Noch sind wir aber in Illinois.
Wir fahren anfangs wieder durch landwirtschaftliche Gebiete mit Mais. Hier im südlichen Illinois werden auch Bohnen angebaut, die zu Viehfutter verarbeitet werden.
Zu unserer Überraschung sehen wir einen Weinberg, besser ein Weinfeld. Es geht durch herbstlichen Wald. Die Bäume haben aber nur noch wenige Blätter. Bald sind sie alle kahl. Dazwischen sehr viele grüne Wiesen und die überall verstreut liegenden Wohnhäuser. Es sieht aus, als würden wir durch einen Park fahren. Es gibt viele Hügel und wir könnten auch im Hintertaunus oder Spessart sein.
An einer JCT (Kreuzung) ein Hinweis auf den Horseshoe Lake.

Horseshoe Lake
Dort ist nach dem AAA-Campbook ein Campground, der das ganze Jahr offen ist. Am Lake sieht es wie in einer urzeitlichen Landschaft aus. Im See stehen viele Bäume und am Rand ist der See mit einem grünen Algenteppich überzogen. Der Campground ist jedoch geschlossen.
Letzter Ort in Illinois ist Cairo. Hier fließt der Ohio River in den Mississippi. Beide Flüsse bilden hier einen großen Bogen. An diesem Zusammenfluss liegt der Fort Defiance S.P. mit einem RV Campground. Wir bleiben hier und sind die Einzigen. Wir hören die Schiffe auf dem Ohio und sehen zwei Brücken. Es gibt wieder einen schönen Sonnenuntergang über dem Mississippi.
Am nächsten Morgen fahren wir über den Ohio und sind in Kentucky. Gleich im ersten Ort, tanken wir. An der Kasse steht ein Mann, der einen Gurt umgeschnallt hat, an dem ein Revolver baumelt!
Ein Stück weiter zu unserer Überraschung ein ALDI. Wir prüfen das Angebot. Es ist nichts identisch mit Europa.
Wir fahren jetzt zum "Land Between The Lakes". Die Straße, die zwischen dem Kentucky und dem Lake Barkley, nach Süden führt. wird als "The Trace" bezeichnet.

Land Between The Lakes
Nach dem Ort Rivers fahren wir über einen Kanal, der beide Seen verbindet. Unmittelbar hinter der Brücke geht der Kentucky Lake Drive ab, den wir fahren. Hier ist es wunderschön. Wir fahren auf schmaler, gewundener Straße durch herbstlichen Wald. Von etlichen Parkplätzen haben wir Ausblicke auf den See.

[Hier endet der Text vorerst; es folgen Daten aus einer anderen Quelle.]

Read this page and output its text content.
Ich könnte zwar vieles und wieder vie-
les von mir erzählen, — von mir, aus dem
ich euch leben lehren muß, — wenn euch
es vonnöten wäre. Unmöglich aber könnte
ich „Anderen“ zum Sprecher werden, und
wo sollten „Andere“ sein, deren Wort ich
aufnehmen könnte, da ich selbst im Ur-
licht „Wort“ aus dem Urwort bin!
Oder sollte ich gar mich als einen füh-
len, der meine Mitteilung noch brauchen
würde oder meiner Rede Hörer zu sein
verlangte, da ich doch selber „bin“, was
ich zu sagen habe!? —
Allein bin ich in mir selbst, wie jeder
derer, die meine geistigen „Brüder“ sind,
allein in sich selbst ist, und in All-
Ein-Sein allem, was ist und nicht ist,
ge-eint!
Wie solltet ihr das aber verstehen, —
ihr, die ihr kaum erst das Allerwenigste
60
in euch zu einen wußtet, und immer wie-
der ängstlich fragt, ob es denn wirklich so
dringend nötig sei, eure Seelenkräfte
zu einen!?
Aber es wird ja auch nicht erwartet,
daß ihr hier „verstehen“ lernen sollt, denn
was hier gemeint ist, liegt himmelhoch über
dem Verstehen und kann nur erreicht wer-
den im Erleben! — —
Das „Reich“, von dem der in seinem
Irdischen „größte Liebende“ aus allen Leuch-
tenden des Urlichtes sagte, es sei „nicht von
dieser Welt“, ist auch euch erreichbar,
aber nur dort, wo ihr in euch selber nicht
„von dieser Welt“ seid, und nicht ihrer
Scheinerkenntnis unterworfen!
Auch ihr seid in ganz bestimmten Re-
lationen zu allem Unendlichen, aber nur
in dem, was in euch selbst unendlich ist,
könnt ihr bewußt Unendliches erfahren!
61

Habe ich schon an der Tourist Information festgestellt, dass wir am Ende des Kentucky Lake auf einen Campground gehen sollten, so will Bruni jetzt hier auf einem dieser Parkplätze übernachten, alldieweil auch gleich auf dem ersten Parkplatz ein Womo auf Keilen steht.
Wir fahren aber dennoch weiter, weil wir sehen wollen, was es noch anzuschauen gibt.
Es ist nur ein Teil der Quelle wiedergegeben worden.